Добровольский закурил, откинулся на спинку кресла и, продолжая держать Глазова под прицелом своих внимательных серых глаз, спросил:

— Вы были женаты?

— Да.

— А почему разошлись?

— Она умерла.

— Извините. — Добровольский скользнул взглядом по книжным полкам и, заметив в некоторых книгах газетные закладки, подумал, что хозяин любит не просто читать, но и размышлять над прочитанным. — Вы кто по профессии?

— Актер.

Добровольский почтительно склонил голову.

— И жена актриса?

Глазов кивнул и задумчиво посмотрел в окно.

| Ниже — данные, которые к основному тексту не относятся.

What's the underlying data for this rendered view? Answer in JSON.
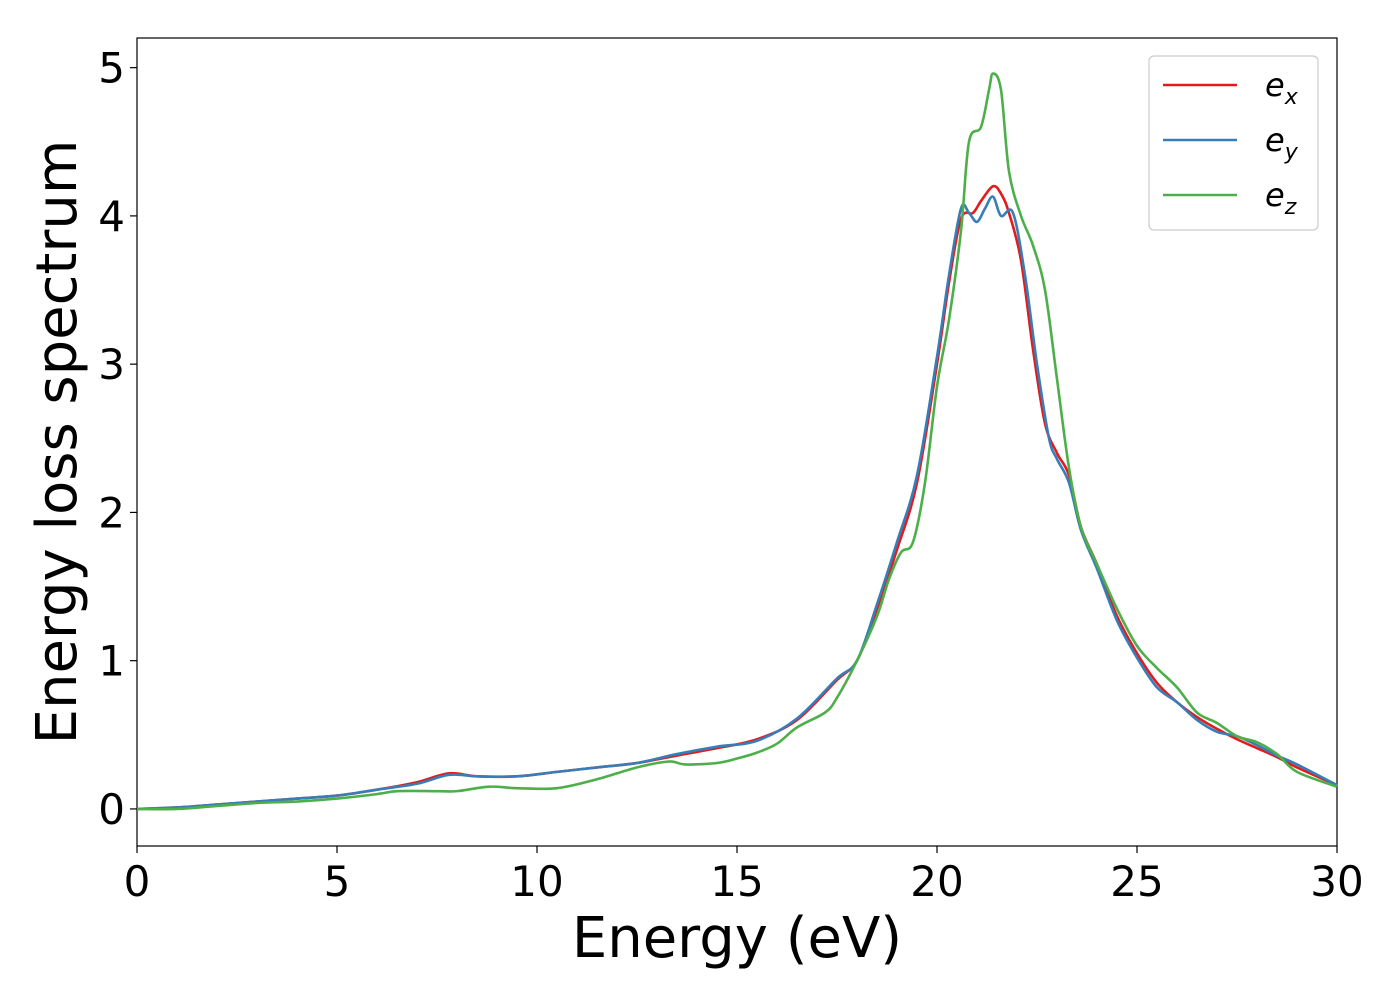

— Великая актриса — Нина Гулаева.

Добровольский вдруг вспомнил цикл телепередач, суть которых прекрасно передавали строки известного русского поэта: «О людях, что ушли недолюбив, не докурив последней папиросы…» Одна из этих телепередач была посвящена памяти Нины Гулаевой, чья судьба удивительно походила на судьбу суперзвезды американского кинематографа Мэрилин Монро: в девятнадцать лет — всеобщее признание, слава, успех, в тридцать восемь — вечный покой. Как могло такое произойти? Кто в этом виноват? Система? Не сложившаяся личная жизнь (муж Нины, талантливый поэт и сценарист, не выдержав издевательств чиновников из Госкомкино — фильмы по его сценариям один за другим ложились на полку, — покончил жизнь самоубийством — повесился)? Автор передачи еще долго блуждал по темным лабиринтам неизвестности, пытаясь выяснить причину смерти Своей героини, и, обвиняя при этом всех и вся, вдруг совершенно случайно, а может быть, сознательно, обронил слово, которое мгновенно объяснило все: срывы съемок по вине Нины Гулаевой, ее бесконечные капризы, ссоры с режиссерами, друзьями, скандальные истории на страницах газет, в которые она попадала якобы по чистой случайности, и, наконец, добровольный уход из жизни — наркотики! Передозировка…

Добровольский чуть не присвистнул от удивления.

— Это та самая, которая…

— Та самая, — помрачнел Глазов.

Добровольский видел, что испортил хозяину настроение, но допроса не прекратил.